Assemblymember Das Williams responded with a piece of legislation giving the district first dibs on the armory, at fair market value. While Governor Brown signed the legislation into law just last week, the school district has been prepping its bond measure since the spring, and an appraisal of the armory is now in the works by Alison Moore, a longtime Santa Barbara resident and former Santa Barbara Bank & Trust chief review appraiser now in private practice. “It’s a complex appraisal, in terms of historical significance and development options,” she said.
While Cash envisioned the armory’s transformation into a home for vocational training — it already has an auto shop, for instance — in line with a Career Technical Education grant secured by the district during the 2015-16 school year, Williams’s press release included recreational use and after-school programs. “There are myriad opportunities for collaboration with this building,” Williams said.
“This has all happened so fast,” said school boardmember Kate Parker, who is working on the bond campaign as a private citizen. She said the focus is on first purchasing the armory, then circling back to the community for input on what to do with it. “We would see it as a resource for the entire South Coast,” Parker said.

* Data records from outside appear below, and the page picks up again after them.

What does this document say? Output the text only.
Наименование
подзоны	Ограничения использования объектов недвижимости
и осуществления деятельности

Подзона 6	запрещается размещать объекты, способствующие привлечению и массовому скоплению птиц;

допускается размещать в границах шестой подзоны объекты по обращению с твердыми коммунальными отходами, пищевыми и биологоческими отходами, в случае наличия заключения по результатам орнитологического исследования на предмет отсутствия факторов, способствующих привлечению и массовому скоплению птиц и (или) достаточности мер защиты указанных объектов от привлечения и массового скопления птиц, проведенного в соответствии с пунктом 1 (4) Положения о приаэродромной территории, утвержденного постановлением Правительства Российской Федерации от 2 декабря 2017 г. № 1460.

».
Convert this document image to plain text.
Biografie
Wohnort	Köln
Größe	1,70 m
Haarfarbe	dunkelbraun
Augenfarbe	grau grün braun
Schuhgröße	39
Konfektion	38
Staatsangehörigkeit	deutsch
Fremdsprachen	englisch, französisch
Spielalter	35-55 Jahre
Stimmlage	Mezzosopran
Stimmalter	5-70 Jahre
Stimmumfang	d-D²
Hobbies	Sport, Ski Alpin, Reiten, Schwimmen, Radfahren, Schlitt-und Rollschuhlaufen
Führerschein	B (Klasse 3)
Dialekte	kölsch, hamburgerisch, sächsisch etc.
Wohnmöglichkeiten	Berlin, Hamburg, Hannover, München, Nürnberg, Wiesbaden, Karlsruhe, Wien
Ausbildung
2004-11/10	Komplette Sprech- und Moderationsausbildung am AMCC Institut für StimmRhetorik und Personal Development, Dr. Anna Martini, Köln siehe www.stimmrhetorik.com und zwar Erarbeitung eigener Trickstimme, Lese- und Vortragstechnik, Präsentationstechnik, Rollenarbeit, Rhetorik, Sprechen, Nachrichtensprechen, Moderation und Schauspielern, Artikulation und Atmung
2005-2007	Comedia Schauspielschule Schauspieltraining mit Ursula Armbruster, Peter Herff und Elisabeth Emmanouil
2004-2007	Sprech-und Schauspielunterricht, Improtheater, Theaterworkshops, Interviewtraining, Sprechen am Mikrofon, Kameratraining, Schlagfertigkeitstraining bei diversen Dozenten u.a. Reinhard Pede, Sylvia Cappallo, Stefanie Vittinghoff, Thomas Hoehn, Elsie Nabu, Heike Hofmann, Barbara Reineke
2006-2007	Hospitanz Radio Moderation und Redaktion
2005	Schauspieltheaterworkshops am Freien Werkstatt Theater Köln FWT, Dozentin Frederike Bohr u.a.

Also, proponents add, approval of I and J would allow the district to apply for matching state grants.
But that’s putting the cart before the horse, according to Lou Segal, an investor who ran for school board in 2012. “How do you come up with the $20 million cost when there has never been any study to determine what it will be used for or how much it will cost? The acquisition plan might have some merit, but before it is approved by taxpayers, proponents should have to disclose the good, the bad, and the ugly.”
One concern has been the armory’s abandoned fueling station. “There’s a history of underground [fuel] tanks, with permits indicating removal of several of them,” Moore said. “But we don’t know where they all were.” As she inspects the grounds and wades through 80 years of armory files toward an ultimate valuation, part of Moore’s job is to find out. The state will also be conducting its own appraisal.
Schools of the Future
In the meantime, Measure I champions are also carrying the Measure J torch, $58 million for elementary schools. Beyond portable upgrades and replacements, and the sort of patchwork necessary to maintain any expansive, heavily used property, newly hired Superintendent Cary Matsuoka envisions workspaces of the near future, open ateliers staffed by collaborating instructor groups, a departure from traditional scholastic pictures of one teacher in a box with 30 kids. And with enrollment fairly stable, Parker said, the bulk of the funding generated by successful measures isn’t about expansion. “This is not wanting to have a bigger kitchen table for all the kids,” she said. “This is about asking for a modernized kitchen table with 21st-century amenities.”
Measures I and J are separate ballot items, each needing 55 percent voter approval to pass. The election is on November 8.